The on-chip all-optical supernode could improve multi-chip AI communication with lower latency, higher energy efficiency and faster distributed AI inference.

The scientists at Peking University have designed an on-chip all-optical supernode that is designed to address bottlenecks in bandwidth, latency, and energy efficiency in multiple-chip AI computing systems. Published in National Science Review (NSR), the optoelectronic distributed computing system utilises a 400 Gbps silicon photonic transceiver chip together with a non-blocking 16×16 optical switch chip, making it possible to route the data in a physical layer with a total aggregate switching bandwidth of up to 6.4 Tbps.
The optical switch chip has been designed with a loss of less than 5 dB, inclusive of coupling loss, which makes it possible to achieve high-speed and error-free transmission of data without requiring external optical gain compensation. In addition to this, it has been designed in a way to offer error-free transmission over multiple paths of switching while maintaining a flat spectral response over a spectral range exceeding 100 nm.

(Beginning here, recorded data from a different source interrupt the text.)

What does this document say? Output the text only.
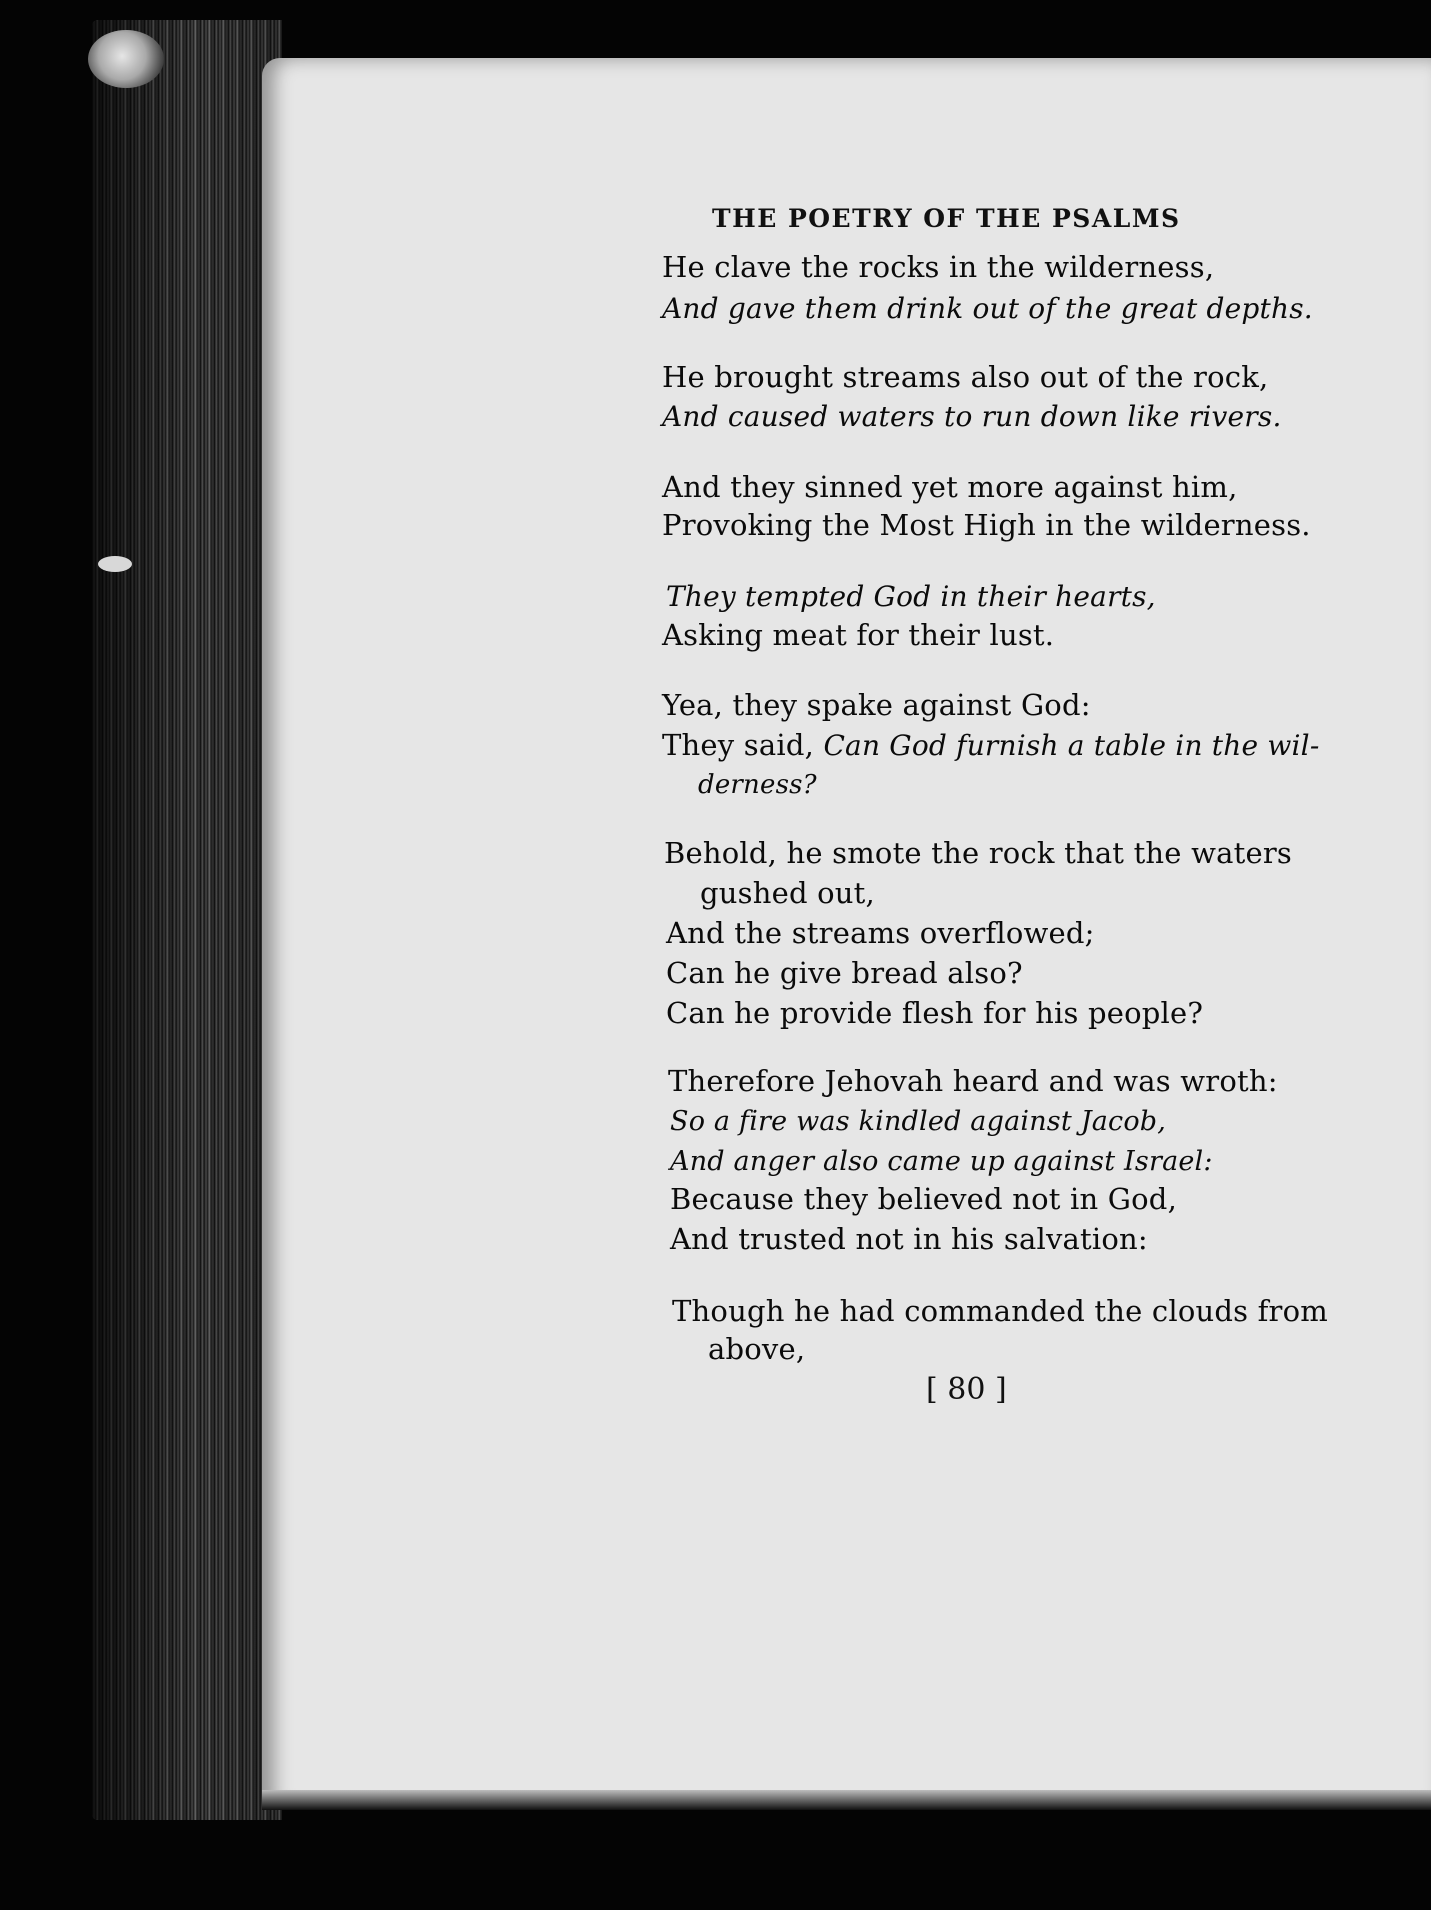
THE POETRY OF THE PSALMS
He clave the rocks in the wilderness,
And gave them drink out of the great depths.
He brought streams also out of the rock,
And caused waters to run down like rivers.
And they sinned yet more against him,
Provoking the Most High in the wilderness.
They tempted God in their hearts,
Asking meat for their lust.
Yea, they spake against God:
They said, Can God furnish a table in the wil-
derness?
Behold, he smote the rock that the waters
gushed out,
And the streams overflowed;
Can he give bread also?
Can he provide flesh for his people?
Therefore Jehovah heard and was wroth:
So a fire was kindled against Jacob,
And anger also came up against Israel:
Because they believed not in God,
And trusted not in his salvation:
Though he had commanded the clouds from
above,
[ 80 ]
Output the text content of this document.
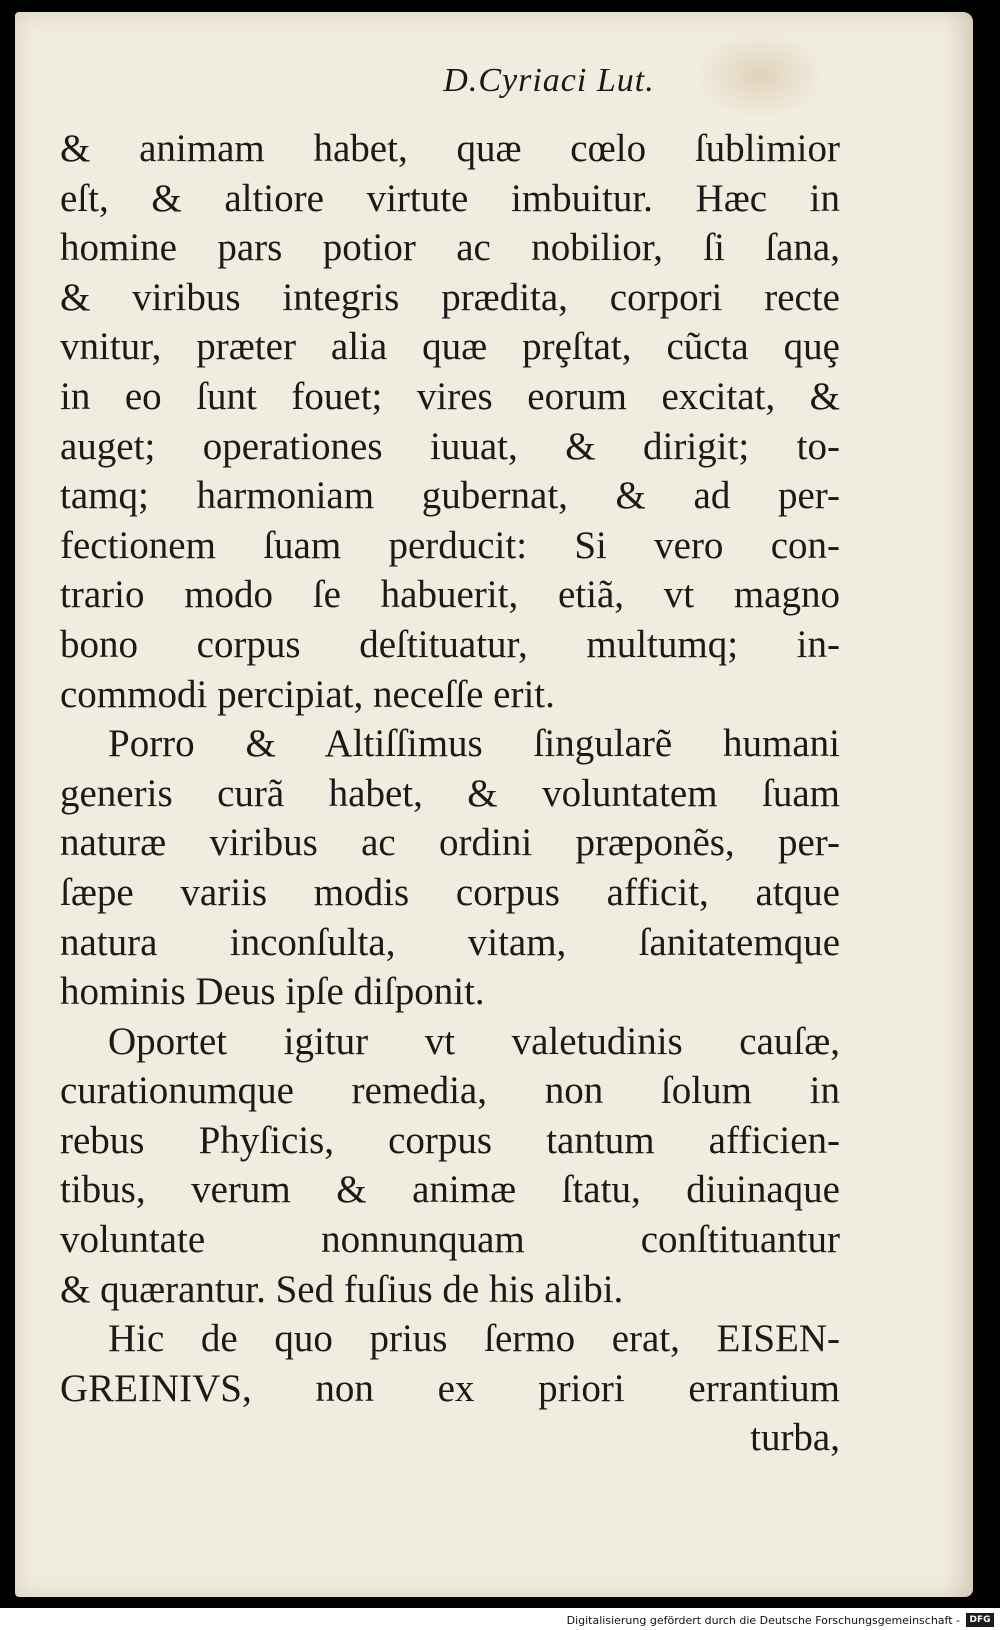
D.Cyriaci Lut.
& animam habet, quæ cœlo ſublimior
eſt, & altiore virtute imbuitur. Hæc in
homine pars potior ac nobilior, ſi ſana,
& viribus integris prædita, corpori recte
vnitur, præter alia quæ prȩſtat, cũcta quȩ
in eo ſunt fouet; vires eorum excitat, &
auget; operationes iuuat, & dirigit; to-
tamq; harmoniam gubernat, & ad per-
fectionem ſuam perducit: Si vero con-
trario modo ſe habuerit, etiã, vt magno
bono corpus deſtituatur, multumq; in-
commodi percipiat, neceſſe erit.
Porro & Altiſſimus ſingularẽ humani
generis curã habet, & voluntatem ſuam
naturæ viribus ac ordini præponẽs, per-
ſæpe variis modis corpus afficit, atque
natura inconſulta, vitam, ſanitatemque
hominis Deus ipſe diſponit.
Oportet igitur vt valetudinis cauſæ,
curationumque remedia, non ſolum in
rebus Phyſicis, corpus tantum afficien-
tibus, verum & animæ ſtatu, diuinaque
voluntate nonnunquam conſtituantur
& quærantur. Sed fuſius de his alibi.
Hic de quo prius ſermo erat, EISEN-
GREINIVS, non ex priori errantium
turba,
Digitalisierung gefördert durch die Deutsche Forschungsgemeinschaft -	DFG
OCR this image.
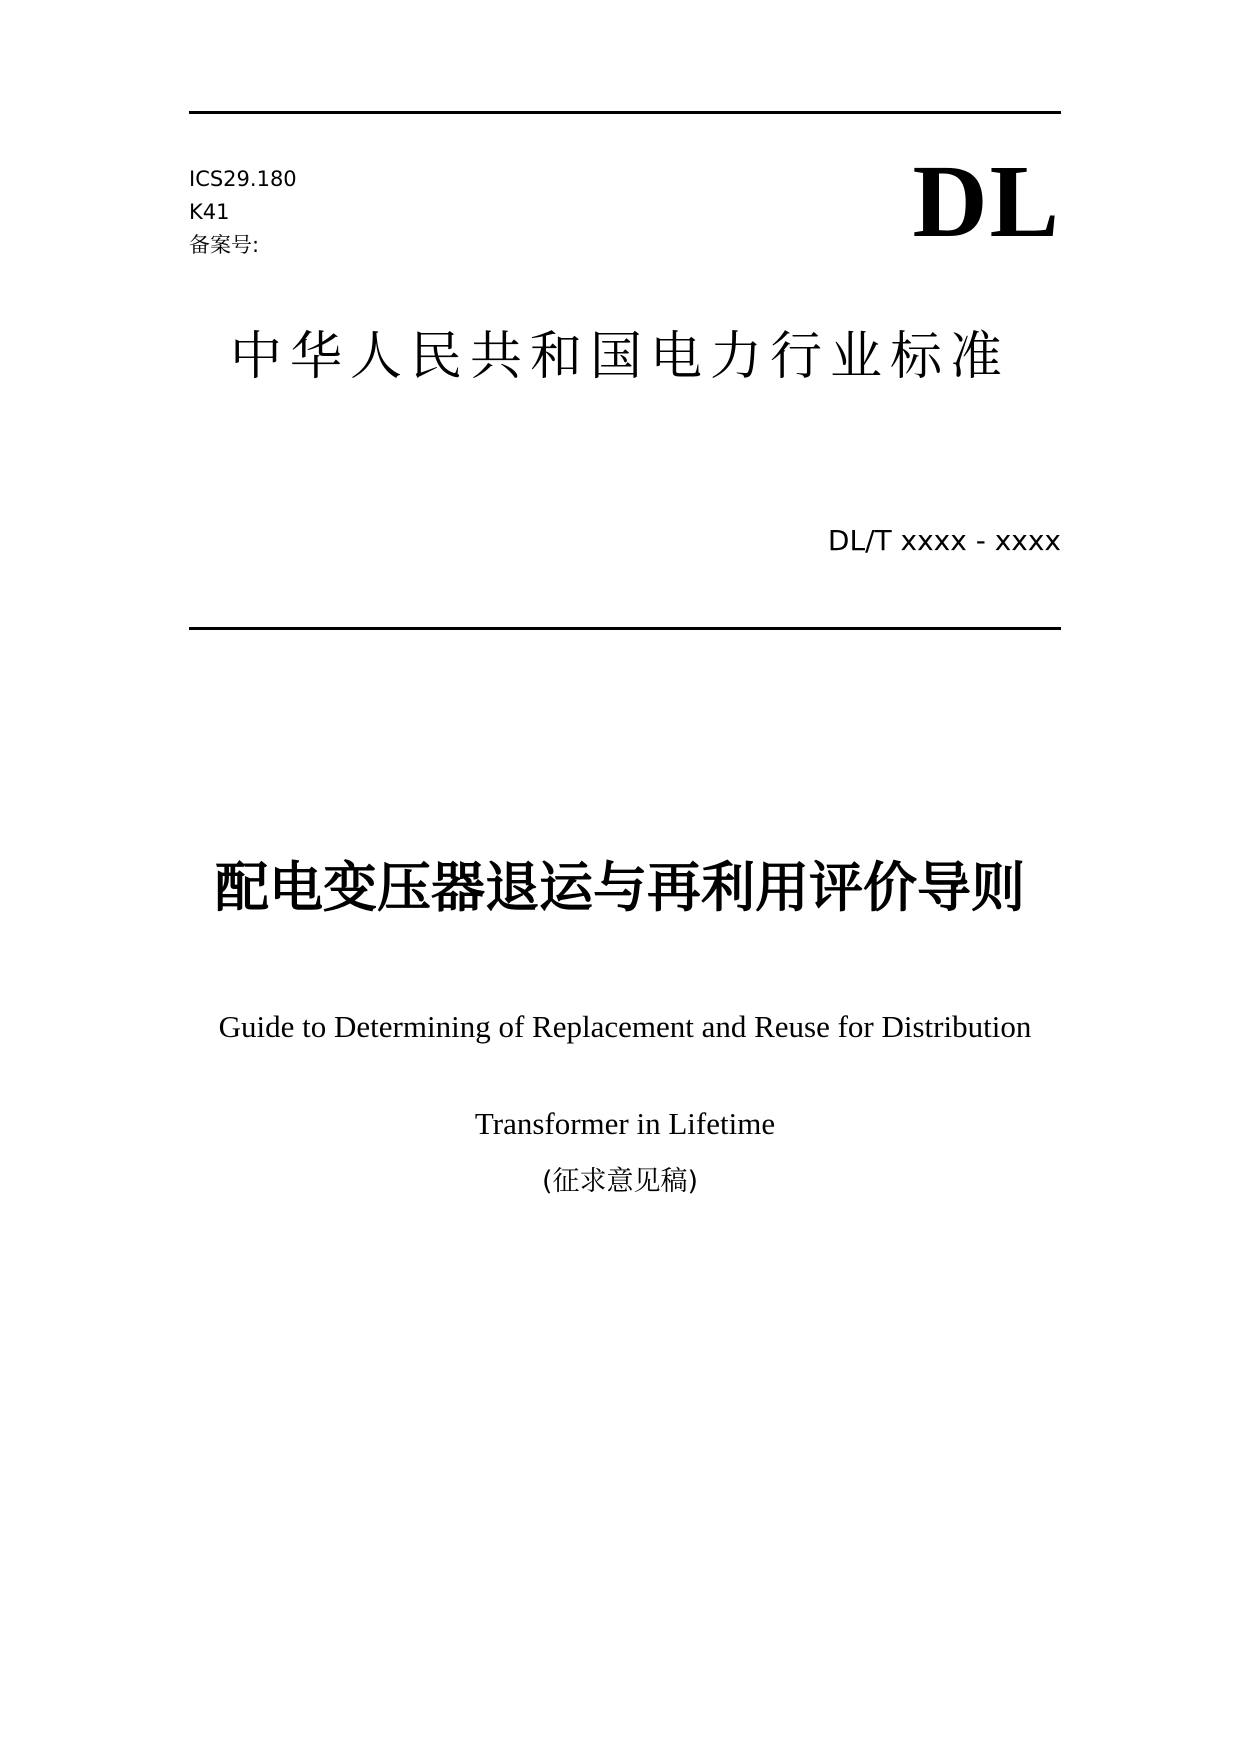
ICS29.180
K41
备案号:	DL
中华人民共和国电力行业标准
DL/T xxxx - xxxx
配电变压器退运与再利用评价导则
Guide to Determining of Replacement and Reuse for Distribution
Transformer in Lifetime
(征求意见稿)
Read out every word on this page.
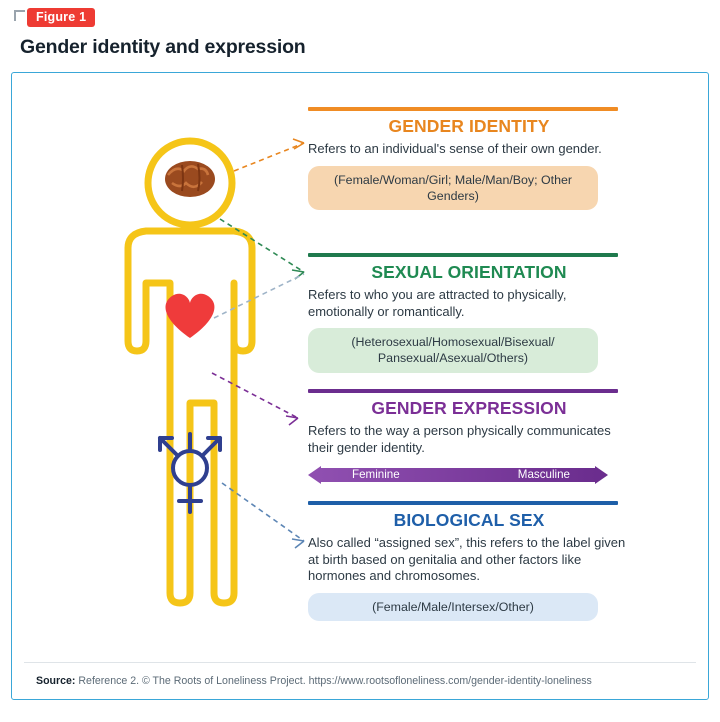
Figure 1
Gender identity and expression
GENDER IDENTITY

Refers to an individual's sense of their own gender.

(Female/Woman/Girl; Male/Man/Boy; Other Genders)
SEXUAL ORIENTATION

Refers to who you are attracted to physically, emotionally or romantically.

(Heterosexual/Homosexual/Bisexual/ Pansexual/Asexual/Others)
GENDER EXPRESSION

Refers to the way a person physically communicates their gender identity.

Feminine	Masculine
BIOLOGICAL SEX

Also called “assigned sex”, this refers to the label given at birth based on genitalia and other factors like hormones and chromosomes.

(Female/Male/Intersex/Other)
Source: Reference 2. © The Roots of Loneliness Project. https://www.rootsofloneliness.com/gender-identity-loneliness
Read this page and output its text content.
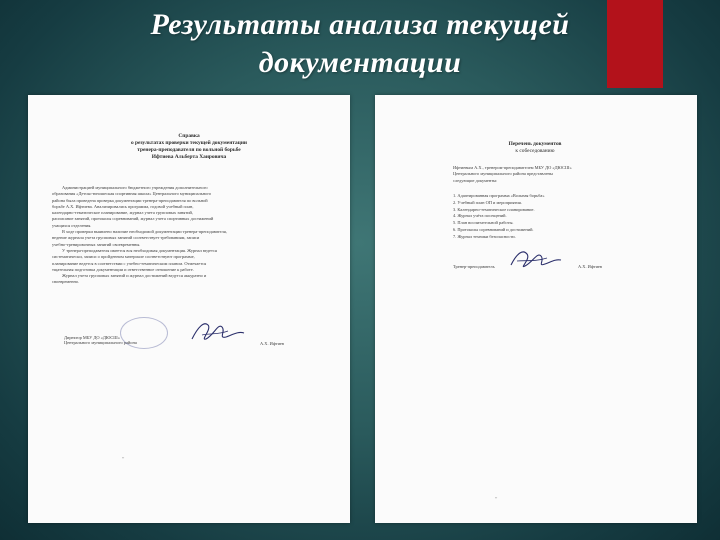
Результаты анализа текущей
документации
Справка
о результатах проверки текущей документации
тренера-преподавателя по вольной борьбе
Ифтиева Альберта Хаировича
Администрацией муниципального бюджетного учреждения дополнительного
образования «Детско-юношеская спортивная школа» Центрального муниципального
района была проведена проверка документации тренера-преподавателя по вольной
борьбе А.Х. Ифтиева. Анализировались программа, годовой учебный план,
календарно-тематическое планирование, журнал учета групповых занятий,
расписание занятий, протоколы соревнований, журнал учета спортивных достижений
учащихся отделения.
В ходе проверки выявлено наличие необходимой документации тренера-преподавателя,
ведение журнала учета групповых занятий соответствует требованиям, записи
учебно-тренировочных занятий своевременны.
У тренера-преподавателя имеется вся необходимая документация. Журнал ведется
систематически, записи о пройденном материале соответствуют программе,
планирование ведется в соответствии с учебно-тематическим планом. Отмечается
тщательная подготовка документации и ответственное отношение к работе.
Журнал учета групповых занятий и журнал достижений ведутся аккуратно и
своевременно.
Директор МБУ ДО «ДЮСШ»
Центрального муниципального района	А.Х. Ифтиев
"
Перечень документов
к собеседованию
Ифтиевым А.Х., тренером-преподавателем МБУ ДО «ДЮСШ»
Центрального муниципального района представлены
следующие документы:
1. Адаптированная программа «Вольная борьба»
2. Учебный план ОП и мероприятия.
3. Календарно-тематическое планирование.
4. Журнал учёта посещений.
5. План воспитательной работы.
6. Протоколы соревнований и достижений.
7. Журнал техники безопасности.
Тренер-преподаватель	А.Х. Ифтиев
"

For the demonstration of the system, a five-layer convolutional neural network was used for the task of image denoising, in which different network layers were mapped on different processing nodes using the all-optical network. The intermediate feature maps were sent between processing nodes directly without retransmission and without repeated compute-memory transfers, resulting in the creation of a pipelined parallel computing system that avoids repeated compute-memory communication and helps alleviate the memory-wall problem. In comparison with an established baseline using a GPU to perform the same task, the system is able to achieve more than a hundred-fold increase in inference speed while using only one-ninth of the computing resources.
The team believes that this work could lay the foundation for future large-scale intelligent distributed computing enabled by co-packaged optics, increasing silicon photonic transceiver speeds and AI chips I/O rates.